Doing what I do best last night, watching TV, I chanced upon a programme about a guy in his late thirties who one day completely lost his memory. He's an Englishman in New York (no not Sting, I wouldn't have watched it if he had been) who was riding the underground and suddenly had no idea who he was. I could put something jocular here about how that normally only happens to me after ten pints, but that would be sad and predictable and despite the amount of TV I watch I do have a life. Anyway, this guy had no idea who or where he was. Confused he walked into the local cop shop, who in turn took him to the local hospital. Eventually they managed to trace one of his friends who slowly began reintroducing him to his old life. What was facinating about it was just how much the new Doug, for that was his name, differed from the old Doug. The old version had been a high-rolling in-yer-face yuppie plonker, who hung out with similarly divvy mates. The new Doug, was thoughtful, much more introspective, happiest in female company and softer spoken. He was studying to be a fine art photographer and had no inclination to go back to being the old him. I can understand why, the new version was a massive improvement. He had little in common with his old friends who wondered who this stranger was sitting down for a drink with them. It raised all kinds of interesting questions about the nature of personal identity. Are any of us really the same person who we were 5 or ten years ago? I've changed an awful lot in five years and I wouldn't want the old me back for the world. Life is much better in my current incarnation.
Change for the better is a GOOD THING, which makes five, which in itself is a GOOD THING. Hang on..


Tara said...

I think gay marriage should be voted in everywhere. Part of the reason I voted for a different person to run for the local office is because the different person supported gay rights.
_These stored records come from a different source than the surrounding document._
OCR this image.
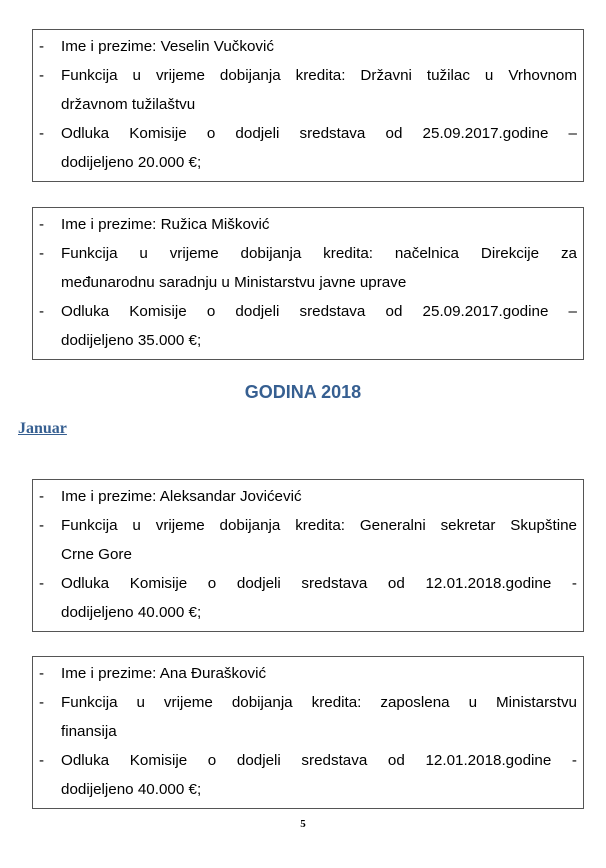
-	Ime i prezime: Veselin Vučković
-	Funkcija u vrijeme dobijanja kredita: Državni tužilac u Vrhovnom
državnom tužilaštvu
-	Odluka Komisije o dodjeli sredstava od 25.09.2017.godine –
dodijeljeno 20.000 €;
-	Ime i prezime: Ružica Mišković
-	Funkcija u vrijeme dobijanja kredita: načelnica Direkcije za
međunarodnu saradnju u Ministarstvu javne uprave
-	Odluka Komisije o dodjeli sredstava od 25.09.2017.godine –
dodijeljeno 35.000 €;
GODINA 2018

Januar

-	Ime i prezime: Aleksandar Jovićević
-	Funkcija u vrijeme dobijanja kredita: Generalni sekretar Skupštine
Crne Gore
-	Odluka Komisije o dodjeli sredstava od 12.01.2018.godine -
dodijeljeno 40.000 €;
-	Ime i prezime: Ana Đurašković
-	Funkcija u vrijeme dobijanja kredita: zaposlena u Ministarstvu
finansija
-	Odluka Komisije o dodjeli sredstava od 12.01.2018.godine -
dodijeljeno 40.000 €;
5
I think they need to move on and let people get married.

Martyn said...

From what I know of the US situation it differs state by state doesn't it ? Some really liberal, some the complete opposite. Isn't Ohio one of those swing states where people pretty much split right down the middle on these kind of issues ?

There wasn't too much kerfuffle here about it to be honest. The usual suspects complained but hardly anyone noticed.

Tara said...

Yes, Ohio is split down the middle with lots of things. In fact during the presidential elections awhile back, half of us voted for Kerry, the other side voted for Bush.